Saina Bayatpour ist mehrfach ausgezeichnete Unternehmerin, Uni-Dozentin, Autorin und Speakerin. Bereits mit 27 Jahren, während ihres Germanistik, Anglistik und Markt- und Werbepsychologie Studiums an der LMU München, gründete sie ihr erstes Unternehmen: eine Marketing- und Eventagentur. Ganz ohne Kredite, nur mit einem geringen angesparten Startkapital. In den Folgejahren wurde die Agentur zu einer international tätigen Firma mit mehrstelligem Millionenumsatz und weltweit fünf Filialen. Auf diese folgten viele weitere Firmen. 2013 entstand die Business Women’s Society, die sie 2022 in SHECIETY umbenannte – ihr zweites großes Steckenpferd, mit der sie Frauen auf ihrem Weg zum Erfolg unterstützt und sich aktiv für Frauen und Kinder weltweit einsetzt. Das Gespräch führte Zekiye Tolu.

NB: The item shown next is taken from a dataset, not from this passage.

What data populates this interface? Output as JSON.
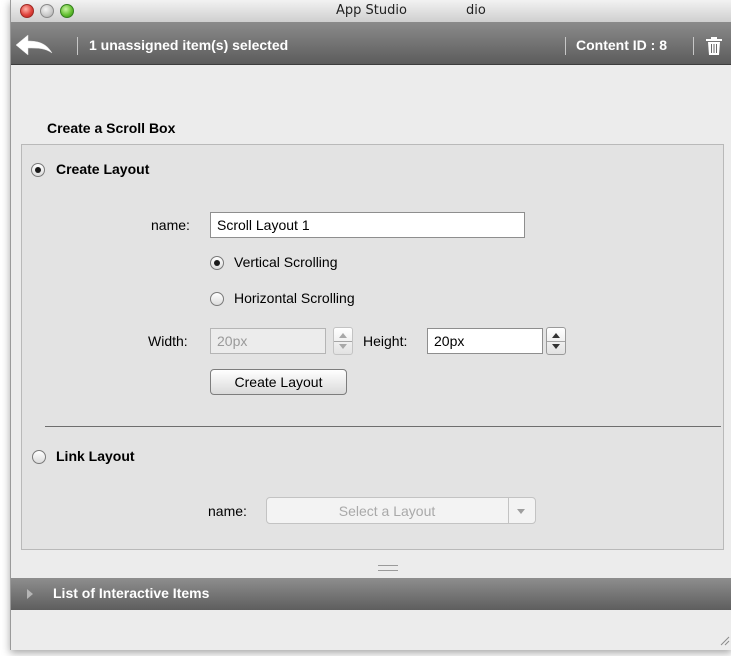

SWANS: „Wie würdest du deine Kindheit beschreiben?“
Saina Bayatpour: „Ich bin 1980 im Iran geboren, d.h. meine Kindheit bis zur Auswanderung bestand auch aus Kriegserlebnissen. Kurz nach meiner Geburt begann dort der Krieg. Mit sieben Jahren bin ich nach Deutschland gekommen. Da war die Kindheitszeit insofern schöner, als dass hier kein Krieg herrschte und ich mich sicher und frei gefühlt habe. Dennoch habe ich mich sehr fremd und nicht zugehörig gefühlt. Das ist ein Gefühl, dass mich heute noch prägt.“
SWANS: „Wie gehst du heute mit dem Nicht-Zugehörigkeitsgefühl um? Fühlst du dich heute zugehörig?”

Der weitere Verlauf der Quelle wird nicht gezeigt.